Another panelist, Slava Mikhed, a senior industry specialist at the Federal Reserve Bank of Philadelphia’s Payment Cards Center, analyzed payment behavior by South Carolina consumers after the South Carolina Department of Revenue in October 2012 disclosed a massive data breach affecting more than 3.5 million residents representing 81% of the population. Thieves gained access to Social Security numbers, payment and bank information, names, addresses, and birth dates.

Mikhed, citing findings from a panel of consumers the Federal Reserve Bank of New York uses to monitor credit usage and also data from credit-reporting agency Equifax from right before and after the breach, discovered a nearly 50-fold increase in consumers using credit-watch services immediately after the breach, then a sharp drop-off. He did not find any significant changes in credit card line usage or related indicators by South Carolina consumers after the breach.

“We conclude … that consumers feel very confident in the payment card system,” Mikhed said.

Hospitals might actually be in more danger of losing patients after a data breach than banks are of losing cardholders. A third panelist, Eric Johnson, dean of the Owen Graduate School of Management at Vanderbilt University, reported on research findings from nearly 5,000 U.S. hospitals involved in 723 data breaches since federal regulations implemented under the 2009 Health Information Technology for Economic and Clinical Health Act forced medical providers to disclose more information about data compromises.

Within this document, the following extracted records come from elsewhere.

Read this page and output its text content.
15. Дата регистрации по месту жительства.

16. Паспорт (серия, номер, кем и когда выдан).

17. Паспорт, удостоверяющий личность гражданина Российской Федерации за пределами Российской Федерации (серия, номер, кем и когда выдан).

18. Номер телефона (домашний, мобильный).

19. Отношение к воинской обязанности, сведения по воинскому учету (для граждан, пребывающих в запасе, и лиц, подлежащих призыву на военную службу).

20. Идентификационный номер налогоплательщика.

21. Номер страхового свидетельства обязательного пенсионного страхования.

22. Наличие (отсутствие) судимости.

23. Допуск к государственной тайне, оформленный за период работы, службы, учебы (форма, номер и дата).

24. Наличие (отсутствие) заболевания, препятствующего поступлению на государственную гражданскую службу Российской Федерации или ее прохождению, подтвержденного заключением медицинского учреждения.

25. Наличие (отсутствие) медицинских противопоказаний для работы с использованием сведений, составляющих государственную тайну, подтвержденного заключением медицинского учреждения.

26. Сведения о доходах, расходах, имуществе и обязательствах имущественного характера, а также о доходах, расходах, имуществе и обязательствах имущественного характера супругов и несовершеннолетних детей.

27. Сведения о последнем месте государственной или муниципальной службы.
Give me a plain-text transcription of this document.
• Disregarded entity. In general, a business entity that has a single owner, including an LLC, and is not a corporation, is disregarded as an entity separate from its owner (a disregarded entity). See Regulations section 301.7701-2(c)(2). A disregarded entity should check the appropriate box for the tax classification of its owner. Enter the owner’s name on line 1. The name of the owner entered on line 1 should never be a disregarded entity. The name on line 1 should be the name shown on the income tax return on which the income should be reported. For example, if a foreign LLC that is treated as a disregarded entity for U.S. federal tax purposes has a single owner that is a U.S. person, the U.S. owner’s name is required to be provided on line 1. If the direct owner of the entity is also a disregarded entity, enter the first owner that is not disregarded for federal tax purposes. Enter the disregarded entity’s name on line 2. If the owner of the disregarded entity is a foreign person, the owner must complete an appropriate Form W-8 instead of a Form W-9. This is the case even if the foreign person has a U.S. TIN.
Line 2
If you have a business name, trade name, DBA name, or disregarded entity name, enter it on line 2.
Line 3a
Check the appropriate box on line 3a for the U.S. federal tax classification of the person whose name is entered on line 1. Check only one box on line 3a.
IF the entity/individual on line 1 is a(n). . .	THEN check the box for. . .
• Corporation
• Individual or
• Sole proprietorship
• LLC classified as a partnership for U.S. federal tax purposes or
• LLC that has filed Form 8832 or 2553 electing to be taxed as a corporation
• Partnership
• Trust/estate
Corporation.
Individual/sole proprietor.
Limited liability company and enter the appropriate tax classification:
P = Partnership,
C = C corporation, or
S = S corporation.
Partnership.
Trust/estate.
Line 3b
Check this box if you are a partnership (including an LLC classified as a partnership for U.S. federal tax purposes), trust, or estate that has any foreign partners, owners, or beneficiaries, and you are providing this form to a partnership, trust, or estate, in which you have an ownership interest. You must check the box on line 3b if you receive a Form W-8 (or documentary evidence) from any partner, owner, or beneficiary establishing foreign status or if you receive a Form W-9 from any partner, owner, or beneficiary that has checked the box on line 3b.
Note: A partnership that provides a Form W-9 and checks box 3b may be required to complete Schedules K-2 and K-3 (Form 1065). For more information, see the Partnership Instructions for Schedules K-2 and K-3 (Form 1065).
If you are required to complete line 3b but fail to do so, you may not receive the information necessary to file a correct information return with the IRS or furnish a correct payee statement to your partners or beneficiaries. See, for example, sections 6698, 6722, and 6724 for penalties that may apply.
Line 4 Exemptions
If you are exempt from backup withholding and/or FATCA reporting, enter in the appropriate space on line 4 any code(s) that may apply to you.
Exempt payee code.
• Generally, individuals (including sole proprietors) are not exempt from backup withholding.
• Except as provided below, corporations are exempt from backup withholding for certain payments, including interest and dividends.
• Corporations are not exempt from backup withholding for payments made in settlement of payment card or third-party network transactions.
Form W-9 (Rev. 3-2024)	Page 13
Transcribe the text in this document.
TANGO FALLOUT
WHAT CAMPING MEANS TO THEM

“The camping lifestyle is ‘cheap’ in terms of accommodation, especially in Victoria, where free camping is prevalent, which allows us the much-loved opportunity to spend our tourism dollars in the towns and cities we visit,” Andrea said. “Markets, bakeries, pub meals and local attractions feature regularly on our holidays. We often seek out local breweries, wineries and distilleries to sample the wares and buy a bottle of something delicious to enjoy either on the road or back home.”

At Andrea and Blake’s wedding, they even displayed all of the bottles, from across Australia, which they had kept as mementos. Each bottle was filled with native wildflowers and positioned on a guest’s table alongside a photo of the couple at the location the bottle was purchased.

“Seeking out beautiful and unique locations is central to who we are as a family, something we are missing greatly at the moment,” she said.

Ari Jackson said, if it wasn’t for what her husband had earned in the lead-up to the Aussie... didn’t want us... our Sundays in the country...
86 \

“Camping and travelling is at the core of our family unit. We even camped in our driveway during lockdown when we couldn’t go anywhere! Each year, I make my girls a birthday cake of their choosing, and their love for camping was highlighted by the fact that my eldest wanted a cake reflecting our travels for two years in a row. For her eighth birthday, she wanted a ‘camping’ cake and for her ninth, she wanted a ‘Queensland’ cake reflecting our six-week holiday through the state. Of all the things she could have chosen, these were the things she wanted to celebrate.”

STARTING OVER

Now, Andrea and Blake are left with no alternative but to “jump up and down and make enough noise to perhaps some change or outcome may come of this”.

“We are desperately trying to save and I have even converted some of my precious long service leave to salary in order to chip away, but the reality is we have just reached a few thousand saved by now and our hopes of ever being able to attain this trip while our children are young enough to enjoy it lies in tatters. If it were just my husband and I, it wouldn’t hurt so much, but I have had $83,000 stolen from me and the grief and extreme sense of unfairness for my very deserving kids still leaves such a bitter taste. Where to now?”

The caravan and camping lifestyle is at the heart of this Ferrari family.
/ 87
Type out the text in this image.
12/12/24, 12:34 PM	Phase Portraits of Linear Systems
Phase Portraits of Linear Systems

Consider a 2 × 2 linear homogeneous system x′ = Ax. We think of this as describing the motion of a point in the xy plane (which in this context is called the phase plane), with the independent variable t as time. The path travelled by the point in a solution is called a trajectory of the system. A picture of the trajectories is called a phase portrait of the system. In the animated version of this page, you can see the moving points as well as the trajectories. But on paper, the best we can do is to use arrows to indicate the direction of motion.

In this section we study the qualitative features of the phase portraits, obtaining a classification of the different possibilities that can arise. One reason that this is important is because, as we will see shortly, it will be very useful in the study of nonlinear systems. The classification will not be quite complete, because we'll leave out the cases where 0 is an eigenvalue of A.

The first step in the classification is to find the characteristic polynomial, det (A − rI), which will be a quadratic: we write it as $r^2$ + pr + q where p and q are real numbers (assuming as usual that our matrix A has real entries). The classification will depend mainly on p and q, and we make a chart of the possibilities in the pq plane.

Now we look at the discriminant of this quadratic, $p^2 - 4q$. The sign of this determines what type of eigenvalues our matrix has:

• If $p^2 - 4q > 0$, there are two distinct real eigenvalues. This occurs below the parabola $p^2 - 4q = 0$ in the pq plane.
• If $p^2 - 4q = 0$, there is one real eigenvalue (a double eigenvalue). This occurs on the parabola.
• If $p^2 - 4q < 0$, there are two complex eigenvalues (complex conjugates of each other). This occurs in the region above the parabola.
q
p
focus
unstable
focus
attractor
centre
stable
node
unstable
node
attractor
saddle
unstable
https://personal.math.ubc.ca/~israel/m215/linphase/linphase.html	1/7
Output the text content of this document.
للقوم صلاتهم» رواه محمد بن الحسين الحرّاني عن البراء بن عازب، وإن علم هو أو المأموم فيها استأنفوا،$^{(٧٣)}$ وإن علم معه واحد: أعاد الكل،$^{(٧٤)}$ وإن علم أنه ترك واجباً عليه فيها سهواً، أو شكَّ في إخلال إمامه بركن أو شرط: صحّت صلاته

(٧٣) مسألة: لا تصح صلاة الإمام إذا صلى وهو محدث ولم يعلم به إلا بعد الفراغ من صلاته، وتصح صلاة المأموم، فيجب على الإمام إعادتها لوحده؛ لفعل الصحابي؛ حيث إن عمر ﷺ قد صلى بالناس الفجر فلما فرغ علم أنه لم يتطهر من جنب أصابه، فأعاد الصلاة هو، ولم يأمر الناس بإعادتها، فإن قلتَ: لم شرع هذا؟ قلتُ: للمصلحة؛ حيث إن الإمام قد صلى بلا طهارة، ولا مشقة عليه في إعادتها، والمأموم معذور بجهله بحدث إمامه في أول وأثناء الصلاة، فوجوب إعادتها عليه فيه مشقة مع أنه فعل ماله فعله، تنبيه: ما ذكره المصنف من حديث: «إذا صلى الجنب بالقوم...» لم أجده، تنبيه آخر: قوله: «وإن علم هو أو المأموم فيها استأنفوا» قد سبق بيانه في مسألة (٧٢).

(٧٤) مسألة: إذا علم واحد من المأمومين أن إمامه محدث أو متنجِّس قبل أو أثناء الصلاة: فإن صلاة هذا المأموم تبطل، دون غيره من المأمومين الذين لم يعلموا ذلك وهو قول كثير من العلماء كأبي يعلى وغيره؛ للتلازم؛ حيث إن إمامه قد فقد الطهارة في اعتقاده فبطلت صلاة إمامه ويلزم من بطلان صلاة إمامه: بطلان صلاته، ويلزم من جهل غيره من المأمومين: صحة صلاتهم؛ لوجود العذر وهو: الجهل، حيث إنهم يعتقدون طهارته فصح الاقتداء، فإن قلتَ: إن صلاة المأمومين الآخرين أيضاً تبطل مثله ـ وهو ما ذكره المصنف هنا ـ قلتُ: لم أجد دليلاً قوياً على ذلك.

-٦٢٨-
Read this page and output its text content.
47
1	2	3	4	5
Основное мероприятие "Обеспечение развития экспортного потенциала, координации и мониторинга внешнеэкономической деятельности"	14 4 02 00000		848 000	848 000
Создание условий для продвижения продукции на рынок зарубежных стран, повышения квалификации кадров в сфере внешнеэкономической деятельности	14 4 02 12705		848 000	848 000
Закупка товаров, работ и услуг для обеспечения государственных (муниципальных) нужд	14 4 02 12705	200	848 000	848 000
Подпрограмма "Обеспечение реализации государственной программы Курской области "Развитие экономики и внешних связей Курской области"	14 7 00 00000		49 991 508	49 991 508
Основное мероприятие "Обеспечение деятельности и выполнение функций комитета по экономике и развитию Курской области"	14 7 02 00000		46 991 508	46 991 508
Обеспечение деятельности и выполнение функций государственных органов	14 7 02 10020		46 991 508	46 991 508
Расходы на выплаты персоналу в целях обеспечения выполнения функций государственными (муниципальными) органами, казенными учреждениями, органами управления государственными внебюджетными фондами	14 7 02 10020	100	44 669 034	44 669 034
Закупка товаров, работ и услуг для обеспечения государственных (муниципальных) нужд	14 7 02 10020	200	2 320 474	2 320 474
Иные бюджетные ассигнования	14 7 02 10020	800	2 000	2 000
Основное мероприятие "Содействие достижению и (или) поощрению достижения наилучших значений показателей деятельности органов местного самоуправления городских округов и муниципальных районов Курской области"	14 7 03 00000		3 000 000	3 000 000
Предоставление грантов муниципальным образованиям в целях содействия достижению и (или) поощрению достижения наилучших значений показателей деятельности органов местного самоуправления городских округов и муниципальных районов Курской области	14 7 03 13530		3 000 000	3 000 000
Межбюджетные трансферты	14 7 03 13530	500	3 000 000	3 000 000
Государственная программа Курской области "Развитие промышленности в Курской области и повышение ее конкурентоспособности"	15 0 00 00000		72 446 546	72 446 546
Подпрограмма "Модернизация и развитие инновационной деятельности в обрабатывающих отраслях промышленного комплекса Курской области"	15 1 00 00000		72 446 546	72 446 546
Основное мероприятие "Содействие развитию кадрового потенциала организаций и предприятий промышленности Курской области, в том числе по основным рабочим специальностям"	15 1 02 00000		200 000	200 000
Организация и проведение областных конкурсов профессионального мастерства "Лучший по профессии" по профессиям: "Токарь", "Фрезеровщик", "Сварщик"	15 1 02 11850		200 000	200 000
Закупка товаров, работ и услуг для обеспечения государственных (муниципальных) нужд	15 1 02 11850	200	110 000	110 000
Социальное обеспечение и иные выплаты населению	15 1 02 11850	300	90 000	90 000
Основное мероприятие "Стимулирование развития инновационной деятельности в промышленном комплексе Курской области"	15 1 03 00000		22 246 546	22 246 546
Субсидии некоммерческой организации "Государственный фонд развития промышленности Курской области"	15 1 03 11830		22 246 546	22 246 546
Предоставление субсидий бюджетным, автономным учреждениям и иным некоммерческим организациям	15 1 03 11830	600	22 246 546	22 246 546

What Johnson, who studies medical fraud, and his research partners found was a 30% change in admissions trends at breached hospitals and a 32% change in their outpatient visits. So, if a hospital’s admissions had been growing by 10% annually, for example, growth slowed to about 7% post-breach. If admissions had been declining before a breach, “it would accelerate that loss,” he said.

But the change mainly affected hospitals that had suffered more than one sizable breach—single breaches had little effect—and were located in larger cities where patients have a choice of providers, according to Johnson. “The high-level result is that yes, patients will in fact move if there are multiple breaches, and there are big breaches, and they have a place to move,” he said.